We get a strong sense of the individuals Wharton helps, through his accounts of them. The absurdity of what people consider to be normal within their everyday lives is interesting, and furthermore, the potential closeness of humour and tragedy in a situation is striking. However, at the centre of the stories are the commonalities we share as human beings and Wharton’s accounts are humbling. We are also reminded that when dealing with patients, the family and friends of that individual require support as well and this can be a tricky balance. The stories show us that irrespective of our social status – how much money we have, or what we choose to do – we are all human beings and most of us will, at some point in our lives, require medical assistance. This might sound cliché, but Wharton weaves this acknowledgment into his narrative with subtlety.

Wharton’s memoir is raw and it feels deliciously naughty at times. Sometimes rude, the text titters on the edge of indelicacy. The baseness of the language reflects the vulnerability and unrefined nature of the human body in heavily pressurised situations, when everything else is stripped away. From the revelatory details of patients’ lives, to the coarse and colloquial language that frames some of the most pressurised, and some of the funniest, stories, you feel you are privy to secrets. It is surprising to find yourself nearly in tears and then close to laughing, whilst reading the same page. I did have to stifle a guffaw whilst reading the book on the train one day.

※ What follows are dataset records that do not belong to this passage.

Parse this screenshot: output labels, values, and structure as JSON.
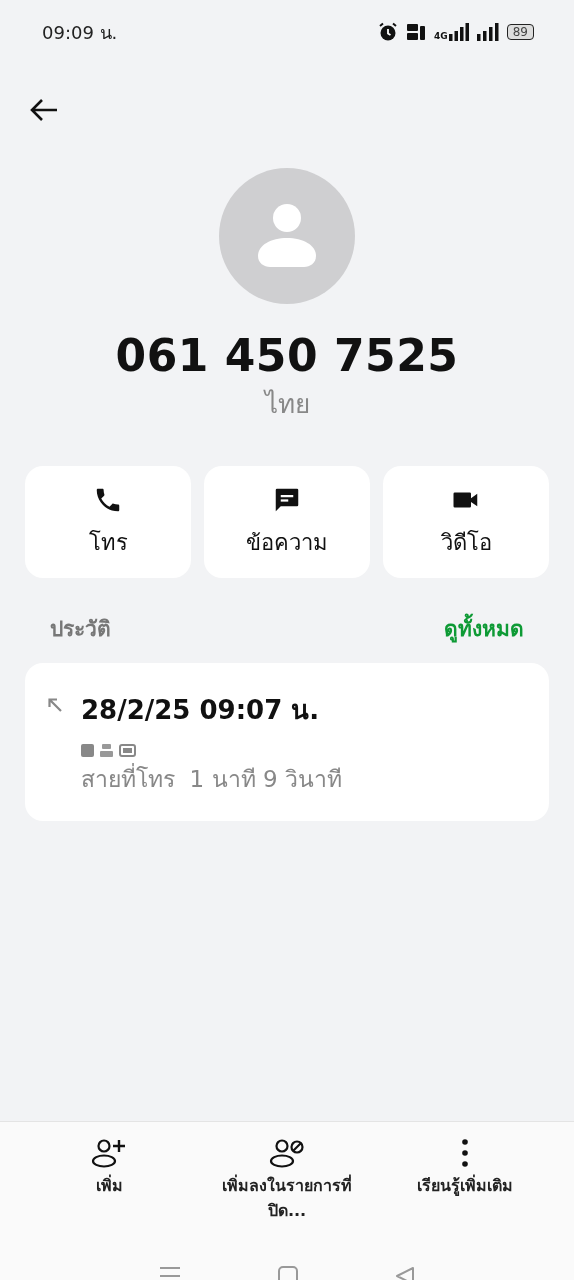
{
  "status_bar": {
    "time": "09:09 น.",
    "network": "4G",
    "battery": "89"
  },
  "contact": {
    "number": "061 450 7525",
    "location": "ไทย"
  },
  "actions": [
    {
      "kind": "call",
      "label": "โทร"
    },
    {
      "kind": "message",
      "label": "ข้อความ"
    },
    {
      "kind": "video",
      "label": "วิดีโอ"
    }
  ],
  "history": {
    "title": "ประวัติ",
    "see_all": "ดูทั้งหมด",
    "entries": [
      {
        "kind": "outgoing",
        "datetime": "28/2/25 09:07 น.",
        "description": "สายที่โทร  1 นาที 9 วินาที"
      }
    ]
  },
  "bottom_actions": [
    {
      "kind": "add",
      "label": "เพิ่ม"
    },
    {
      "kind": "block",
      "label": "เพิ่มลงในรายการที่ปิด..."
    },
    {
      "kind": "more",
      "label": "เรียนรู้เพิ่มเติม"
    }
  ]
}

It does not matter if readers are unfamiliar with the UK’s NHS or medicine in general, as you will find universally recognisable elements within the stories, and Wharton focuses on the human element, rather than the technical. What Emergency Admissions really highlights is that the ambulance service is a vital institution where medicine and humanity meet. Wharton’s memoir is concerned with the drama of the everyday. You realise that the day somebody meets an ambulance can be the worst day of their lives, or one they are most hopeful and grateful for. Either way, the presence of an ambulance in somebody’s life will be highly emotive and evocative.